The 5.2-percent increase in gross domestic product recorded in the first quarter of 2015 could mark the slowest quarterly pace of economic growth this year, a monetary policy official at the central bank said on Thursday.
“Hopefully the first quarter [growth]will be the floor, but that’s only my assessment,” Francisco Dakila Jr., managing director at the Monetary Policy Sub-Sector of the Bangko Sentral ng Pilipinas (BSP) told reporters on Thursday.
The first-quarter GDP rate slowed from 6.9 percent in the fourth quarter of 2014 and fell short of the government’s 7 percent to 8 percent target range this year.
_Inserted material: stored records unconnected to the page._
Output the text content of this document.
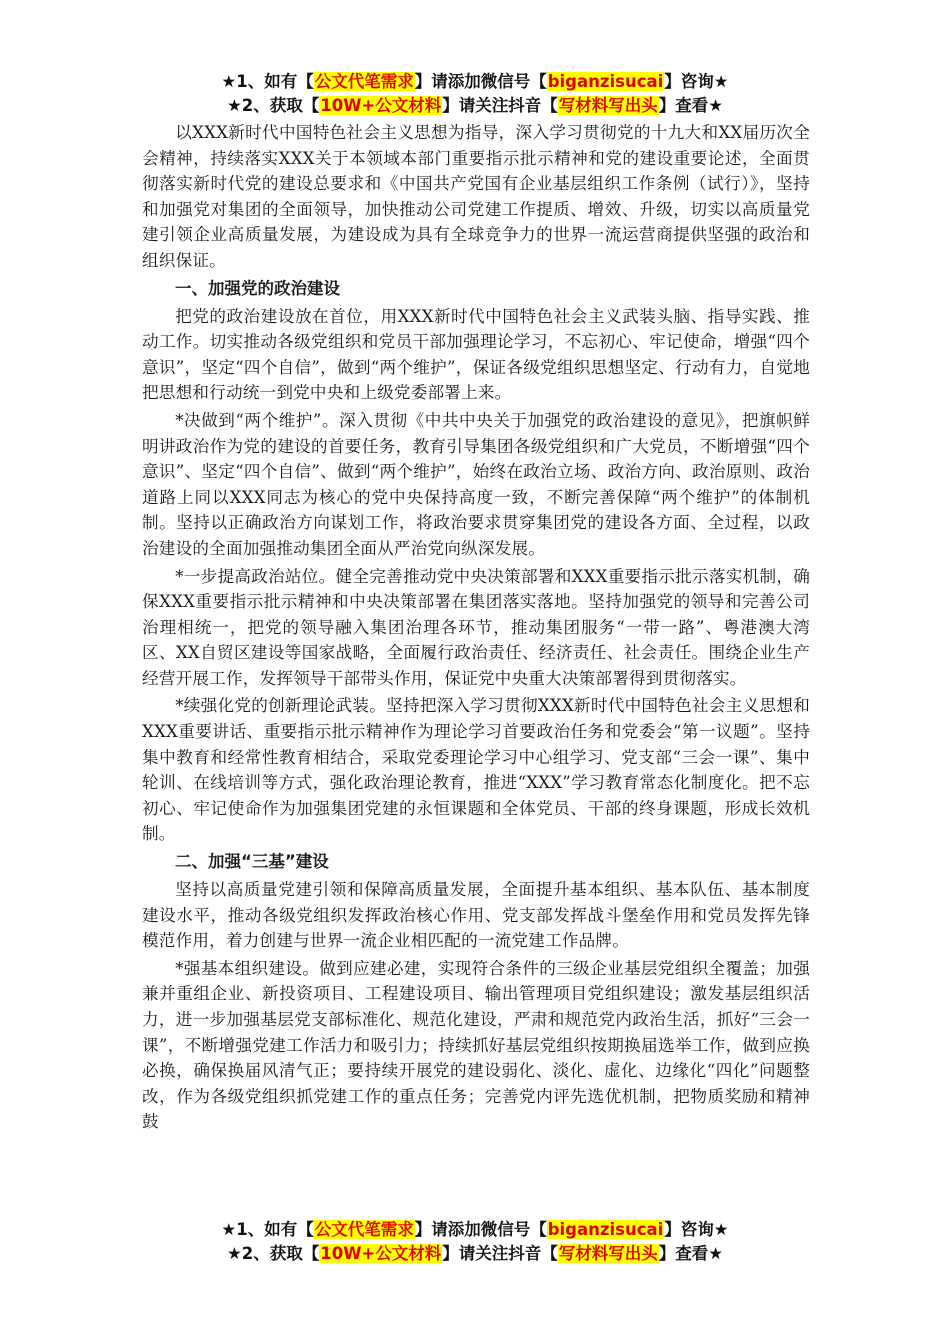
★1、如有【公文代笔需求】请添加微信号【biganzisucai】咨询★
★2、获取【10W+公文材料】请关注抖音【写材料写出头】查看★

以XXX新时代中国特色社会主义思想为指导，深入学习贯彻党的十九大和XX届历次全会精神，持续落实XXX关于本领域本部门重要指示批示精神和党的建设重要论述，全面贯彻落实新时代党的建设总要求和《中国共产党国有企业基层组织工作条例（试行）》，坚持和加强党对集团的全面领导，加快推动公司党建工作提质、增效、升级，切实以高质量党建引领企业高质量发展，为建设成为具有全球竞争力的世界一流运营商提供坚强的政治和组织保证。

一、加强党的政治建设

把党的政治建设放在首位，用XXX新时代中国特色社会主义武装头脑、指导实践、推动工作。切实推动各级党组织和党员干部加强理论学习，不忘初心、牢记使命，增强“四个意识”，坚定“四个自信”，做到“两个维护”，保证各级党组织思想坚定、行动有力，自觉地把思想和行动统一到党中央和上级党委部署上来。

*决做到“两个维护”。深入贯彻《中共中央关于加强党的政治建设的意见》，把旗帜鲜明讲政治作为党的建设的首要任务，教育引导集团各级党组织和广大党员，不断增强“四个意识”、坚定“四个自信”、做到“两个维护”，始终在政治立场、政治方向、政治原则、政治道路上同以XXX同志为核心的党中央保持高度一致，不断完善保障“两个维护”的体制机制。坚持以正确政治方向谋划工作，将政治要求贯穿集团党的建设各方面、全过程，以政治建设的全面加强推动集团全面从严治党向纵深发展。

*一步提高政治站位。健全完善推动党中央决策部署和XXX重要指示批示落实机制，确保XXX重要指示批示精神和中央决策部署在集团落实落地。坚持加强党的领导和完善公司治理相统一，把党的领导融入集团治理各环节，推动集团服务“一带一路”、粤港澳大湾区、XX自贸区建设等国家战略，全面履行政治责任、经济责任、社会责任。围绕企业生产经营开展工作，发挥领导干部带头作用，保证党中央重大决策部署得到贯彻落实。

*续强化党的创新理论武装。坚持把深入学习贯彻XXX新时代中国特色社会主义思想和XXX重要讲话、重要指示批示精神作为理论学习首要政治任务和党委会“第一议题”。坚持集中教育和经常性教育相结合，采取党委理论学习中心组学习、党支部“三会一课”、集中轮训、在线培训等方式，强化政治理论教育，推进“XXX”学习教育常态化制度化。把不忘初心、牢记使命作为加强集团党建的永恒课题和全体党员、干部的终身课题，形成长效机制。

二、加强“三基”建设

坚持以高质量党建引领和保障高质量发展，全面提升基本组织、基本队伍、基本制度建设水平，推动各级党组织发挥政治核心作用、党支部发挥战斗堡垒作用和党员发挥先锋模范作用，着力创建与世界一流企业相匹配的一流党建工作品牌。

*强基本组织建设。做到应建必建，实现符合条件的三级企业基层党组织全覆盖；加强兼并重组企业、新投资项目、工程建设项目、输出管理项目党组织建设；激发基层组织活力，进一步加强基层党支部标准化、规范化建设，严肃和规范党内政治生活，抓好“三会一课”，不断增强党建工作活力和吸引力；持续抓好基层党组织按期换届选举工作，做到应换必换，确保换届风清气正；要持续开展党的建设弱化、淡化、虚化、边缘化“四化”问题整改，作为各级党组织抓党建工作的重点任务；完善党内评先选优机制，把物质奖励和精神鼓

★1、如有【公文代笔需求】请添加微信号【biganzisucai】咨询★
★2、获取【10W+公文材料】请关注抖音【写材料写出头】查看★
However, Dakila pointed to solid demand that indicates sustained Philippine economic growth during the rest of the year, as mentioned in the Second Quarter 2015 Inflation Report by the BSP.
According to the report, vehicle sales in the first two months of the second quarter grew 17.8 percent year-on-year from 21.8 percent recorded in the first quarter.
“The Chamber of Automotive Manufacturers of the Philippines Inc. attributed continued growth in car sales to robust consumer demand that is bolstered by attractive financing schemes and introduction of new car models by industry players,” the report said.
On the other hand, the composite Purchasing Managers’ Index (PMI) remained firmly above 50 points at 57.1 in April 2015. Levels above 50 indicate expansion while levels below it indicate contraction.
Meanwhile, the average capacity utilization of the manufacturing sector was broadly steady at 83.2 percent in April from 83.5 percent a month earlier.